Interference with prenatal, perinatal, and neonatal brain development is associated with a high risk for autism and attention-deficit/hyperactivity disorder
Abstract
This commentary is on the original article by Påhlman et al. on pages 63–69 of this issue.
Autism and attention-deficit/hyperactivity disorder (ADHD) are neurodevelopmental disorders that are defined on a phenomenological basis and lack a commonly agreed on etiological model; also, their pathophysiology is probably diverse. The term autistic spectrum disorder (ASD) accounts for the variability of the clinical syndrome. A broad scope of diagnoses has also recently been shown for ADHD.1 ASD and ADHD are diagnoses referring usually to children without specific neurological signs (such as spasticity, dyskinesia, or ataxia), which are related to dysfunctions of specific, topographically defined cerebral systems. Neuroimaging studies of children with ASD and ADHD do not find abnormalities in clinical readings of individual patients, but discover structural or functional changes only when analyzing groups of patients. For example, increased growth of total cortical volume or the cerebellum; changes of diffusivity in the major white matter tracts; or increased local, but reduced long-range connectivity have been reported in children with ASD.2 Volume reductions of the basal ganglia, cerebellum, or frontal lobe subregions or changes in functional connectivity have been seen when comparing children with ADHD to those without.3
Påhlman et al. address autism and/or ADHD in a population-based study of children with cerebral palsy (CP) – postneonatal cases excluded – with respect to their neuroimaging findings.4 The latter are analyzed using a standardized tool, classifying brain pathology according to timing of insult during brain development. CP also is a condition defined on the basis of phenomenology, but in around 90% of children neuroimaging identifies clear abnormalities of the brain.
Autism and ADHD were found with a high prevalence of around 30% each; in contrast, data in the general population give numbers in a single number range (lower for autism). Interestingly, this was found in all magnetic resonance imaging (MRI) subgroups, whether characterized by brain maldevelopments, white or grey matter lesions, or classified as normal. The authors draw attention to higher prevalence in two specific groups characterized by a timing during the second and third trimester. This is, however, qualified by the fact that subgroups of similar timing (middle cerebral artery infarction and basal ganglia/thalamus lesions and cortico-subcortical lesions) were more heterogeneous with respect to prevalence of ASD and ADHD than subgroups of different or unclear timing such as maldevelopments, miscellaneous findings, and the group with normal MRI. Other factors not captured in this population-based study may explain these intergroup differences such as levels of cognitive functioning (here only an IQ level of above and below 70 was differentiated).
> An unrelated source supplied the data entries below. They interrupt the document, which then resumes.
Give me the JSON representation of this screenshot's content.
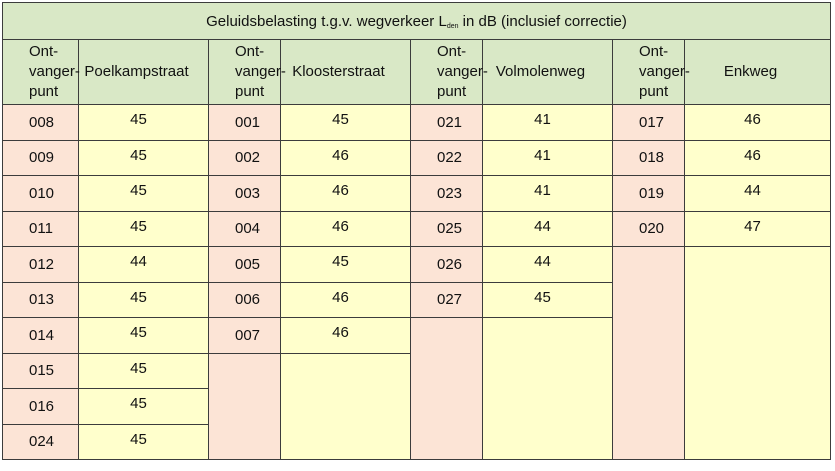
{
  "table": {
    "title_prefix": "Geluidsbelasting t.g.v. wegverkeer  L",
    "title_sub": "den",
    "title_suffix": " in dB  (inclusief correctie)",
    "row_header_label": "Ont-\nvanger-\npunt",
    "groups": [
      {
        "street": "Poelkampstraat",
        "rows": [
          {
            "punt": "008",
            "val": "45"
          },
          {
            "punt": "009",
            "val": "45"
          },
          {
            "punt": "010",
            "val": "45"
          },
          {
            "punt": "011",
            "val": "45"
          },
          {
            "punt": "012",
            "val": "44"
          },
          {
            "punt": "013",
            "val": "45"
          },
          {
            "punt": "014",
            "val": "45"
          },
          {
            "punt": "015",
            "val": "45"
          },
          {
            "punt": "016",
            "val": "45"
          },
          {
            "punt": "024",
            "val": "45"
          }
        ]
      },
      {
        "street": "Kloosterstraat",
        "rows": [
          {
            "punt": "001",
            "val": "45"
          },
          {
            "punt": "002",
            "val": "46"
          },
          {
            "punt": "003",
            "val": "46"
          },
          {
            "punt": "004",
            "val": "46"
          },
          {
            "punt": "005",
            "val": "45"
          },
          {
            "punt": "006",
            "val": "46"
          },
          {
            "punt": "007",
            "val": "46"
          }
        ]
      },
      {
        "street": "Volmolenweg",
        "rows": [
          {
            "punt": "021",
            "val": "41"
          },
          {
            "punt": "022",
            "val": "41"
          },
          {
            "punt": "023",
            "val": "41"
          },
          {
            "punt": "025",
            "val": "44"
          },
          {
            "punt": "026",
            "val": "44"
          },
          {
            "punt": "027",
            "val": "45"
          }
        ]
      },
      {
        "street": "Enkweg",
        "rows": [
          {
            "punt": "017",
            "val": "46"
          },
          {
            "punt": "018",
            "val": "46"
          },
          {
            "punt": "019",
            "val": "44"
          },
          {
            "punt": "020",
            "val": "47"
          }
        ]
      }
    ],
    "colors": {
      "header_bg": "#d9e8c6",
      "punt_bg": "#fce4d6",
      "value_bg": "#ffffcc",
      "border": "#3c3c3c"
    }
  }
}
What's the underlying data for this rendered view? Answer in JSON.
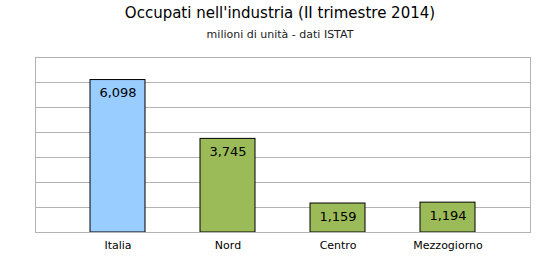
{
  "chart_data": {
    "type": "bar",
    "title": "Occupati nell'industria (II trimestre 2014)",
    "subtitle": "milioni di unità - dati ISTAT",
    "categories": [
      "Italia",
      "Nord",
      "Centro",
      "Mezzogiorno"
    ],
    "values": [
      6.098,
      3.745,
      1.159,
      1.194
    ],
    "value_labels": [
      "6,098",
      "3,745",
      "1,159",
      "1,194"
    ],
    "colors": [
      "#99ccff",
      "#9bbb59",
      "#9bbb59",
      "#9bbb59"
    ],
    "ylim": [
      0,
      7
    ],
    "yticks": [
      0,
      1,
      2,
      3,
      4,
      5,
      6,
      7
    ],
    "grid": true,
    "data_labels": true,
    "tick_labels": "x"
  }
}
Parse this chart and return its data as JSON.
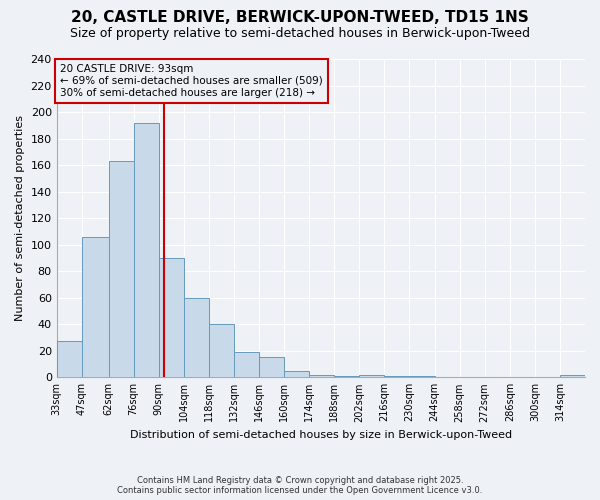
{
  "title1": "20, CASTLE DRIVE, BERWICK-UPON-TWEED, TD15 1NS",
  "title2": "Size of property relative to semi-detached houses in Berwick-upon-Tweed",
  "xlabel": "Distribution of semi-detached houses by size in Berwick-upon-Tweed",
  "ylabel": "Number of semi-detached properties",
  "bin_labels": [
    "33sqm",
    "47sqm",
    "62sqm",
    "76sqm",
    "90sqm",
    "104sqm",
    "118sqm",
    "132sqm",
    "146sqm",
    "160sqm",
    "174sqm",
    "188sqm",
    "202sqm",
    "216sqm",
    "230sqm",
    "244sqm",
    "258sqm",
    "272sqm",
    "286sqm",
    "300sqm",
    "314sqm"
  ],
  "bin_edges": [
    33,
    47,
    62,
    76,
    90,
    104,
    118,
    132,
    146,
    160,
    174,
    188,
    202,
    216,
    230,
    244,
    258,
    272,
    286,
    300,
    314,
    328
  ],
  "values": [
    27,
    106,
    163,
    192,
    90,
    60,
    40,
    19,
    15,
    5,
    2,
    1,
    2,
    1,
    1,
    0,
    0,
    0,
    0,
    0,
    2
  ],
  "bar_color": "#c8daea",
  "bar_edge_color": "#6699bb",
  "property_size": 93,
  "annotation_title": "20 CASTLE DRIVE: 93sqm",
  "annotation_line1": "← 69% of semi-detached houses are smaller (509)",
  "annotation_line2": "30% of semi-detached houses are larger (218) →",
  "vline_color": "#cc0000",
  "ylim": [
    0,
    240
  ],
  "yticks": [
    0,
    20,
    40,
    60,
    80,
    100,
    120,
    140,
    160,
    180,
    200,
    220,
    240
  ],
  "footer_line1": "Contains HM Land Registry data © Crown copyright and database right 2025.",
  "footer_line2": "Contains public sector information licensed under the Open Government Licence v3.0.",
  "bg_color": "#eef2f7",
  "grid_color": "#ffffff",
  "title1_fontsize": 11,
  "title2_fontsize": 9,
  "xlabel_fontsize": 8,
  "ylabel_fontsize": 8
}
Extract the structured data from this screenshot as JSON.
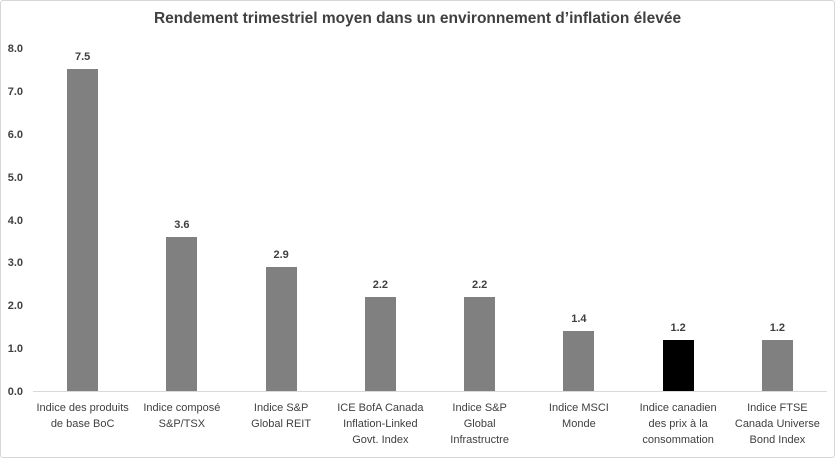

These findings seem important as they indicate that interference with prenatal, perinatal, and neonatal brain development, whether lesional or not, carries a high risk for autism and ADHD. This is most intriguing also with respect to the above discussed models of pathophysiology which were developed on the basis of advanced neuroimaging findings when studying brains without visually identifiable brain lesions.
Further studies within the lesionally defined subgroups as described by the authors could shed light on questions such as: is the manifestation of ASD or ADHD related to vulnerability factors which may be genetic or environmental (including family functioning and parent education) or is it related to a specific topography or extent of the brain lesion? The latter question could be addressed taking pathophysiological models into account as cited above. Brain lesions acquired later during brain development have been reported to carry a risk for secondary ADHD.5 This seems of note when discussing what specific contribution the timing of a lesion may add to the risk, which may be different for ADHD and ASD.